Foreign Policy Research Institute
Date:  September 1, 2020
By: Thomas J. Shattuck

Somaliland Foreign Minister Hagi Mohamoud with Taiwan President Tsai Ing-wen. Photo Credit: VOA, Wikipedia Commons

(FPRI) — Over the past two months, the very public rivalry between China and Taiwan has moved into the Horn of Africa over representation in unrecognized Somaliland. On July 1, Taiwan’s Ministry of Foreign Affairs announced that it had signed a deal with Somaliland to establish reciprocal representative offices to foster greater cooperation in “agriculture, education, energy, fisheries, health, information and communications, and mining.” The opening of offices and the exchange of diplomatic staff were delayed by COVID-19 restrictions—with the Somaliland office in Taipei scheduled to be opened in September 2020—even though talks between the two sides had been going on for months prior to the July announcement.

On August 17, the “Taiwan Representative Office” opened in Hargeisa. President Tsai Ing-wen recorded a video to mark the occasion; the opening ceremony was attended by Somaliland’s Minister of Foreign Affairs and International Cooperation Yasin Hagi Mohamoud. This office is the only one of Taiwan’s that uses “Taiwan” in the official office name, instead of Taipei (generally for offices in countries that it does not have formal relations) or Republic of China (generally for offices in countries that it maintains formal diplomatic relations with). For outside observers, the use of “Taiwan” in a diplomatic office might not seem like that big of a deal, but considering that it is the only instance that the country’s unofficial, but widely used, name appears, it should be viewed as a win—especially since in international fora Taiwan is often forced to use “Chinese Taipei” to have a chance at a seat.
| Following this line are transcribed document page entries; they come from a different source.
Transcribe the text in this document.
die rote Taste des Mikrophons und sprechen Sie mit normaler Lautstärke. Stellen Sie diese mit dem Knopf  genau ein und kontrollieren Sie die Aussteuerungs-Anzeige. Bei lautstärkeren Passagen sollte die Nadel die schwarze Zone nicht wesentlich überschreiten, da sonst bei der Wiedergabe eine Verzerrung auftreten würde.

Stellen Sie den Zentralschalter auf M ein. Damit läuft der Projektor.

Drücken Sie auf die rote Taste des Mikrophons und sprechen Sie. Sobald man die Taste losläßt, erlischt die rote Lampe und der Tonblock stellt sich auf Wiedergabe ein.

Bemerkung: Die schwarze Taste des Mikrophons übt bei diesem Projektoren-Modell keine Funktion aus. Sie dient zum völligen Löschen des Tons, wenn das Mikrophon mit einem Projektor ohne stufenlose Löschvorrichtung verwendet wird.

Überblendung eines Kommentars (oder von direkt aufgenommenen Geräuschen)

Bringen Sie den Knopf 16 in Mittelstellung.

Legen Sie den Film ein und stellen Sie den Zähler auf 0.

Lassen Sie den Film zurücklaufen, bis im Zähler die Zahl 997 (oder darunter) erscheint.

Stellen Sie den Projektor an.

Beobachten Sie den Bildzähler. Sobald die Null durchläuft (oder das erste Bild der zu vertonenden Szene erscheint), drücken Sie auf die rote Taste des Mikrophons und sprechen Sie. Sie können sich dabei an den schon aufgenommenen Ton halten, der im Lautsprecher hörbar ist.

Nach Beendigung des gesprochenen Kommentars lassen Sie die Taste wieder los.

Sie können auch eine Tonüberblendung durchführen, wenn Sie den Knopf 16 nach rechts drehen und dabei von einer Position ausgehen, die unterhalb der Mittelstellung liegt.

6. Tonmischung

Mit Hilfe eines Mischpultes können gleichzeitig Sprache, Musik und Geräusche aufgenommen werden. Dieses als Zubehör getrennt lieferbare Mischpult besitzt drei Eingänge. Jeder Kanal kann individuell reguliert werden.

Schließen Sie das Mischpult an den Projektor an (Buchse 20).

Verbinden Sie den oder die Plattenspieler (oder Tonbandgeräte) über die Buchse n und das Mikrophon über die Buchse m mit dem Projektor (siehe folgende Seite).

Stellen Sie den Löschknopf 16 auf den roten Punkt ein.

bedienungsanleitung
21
Forming unofficial—and potentially official ties—with Somaliland offers Taiwan a chance to showcase what it has to offer to other countries, particularly smaller, marginalized states. It will also open up new opportunities regionally that may not have existed and shows that Taiwan will not sit idly by as Beijing seeks to further isolate it.

On the face of it, this budding relationship between two unrecognized states shouldn’t be big news. While Taiwan regularly punches above its weight in a variety of areas (most recently COVID-19), Somaliland does not yet have the “unofficial legitimacy” of Taiwan, in which larger countries regularly cooperate and support it despite not having official diplomatic ties. Nevertheless, events that occurred between the July 1 announcement and the August 17 ceremony are instructive in at least one important way: how Beijing tried to stop it.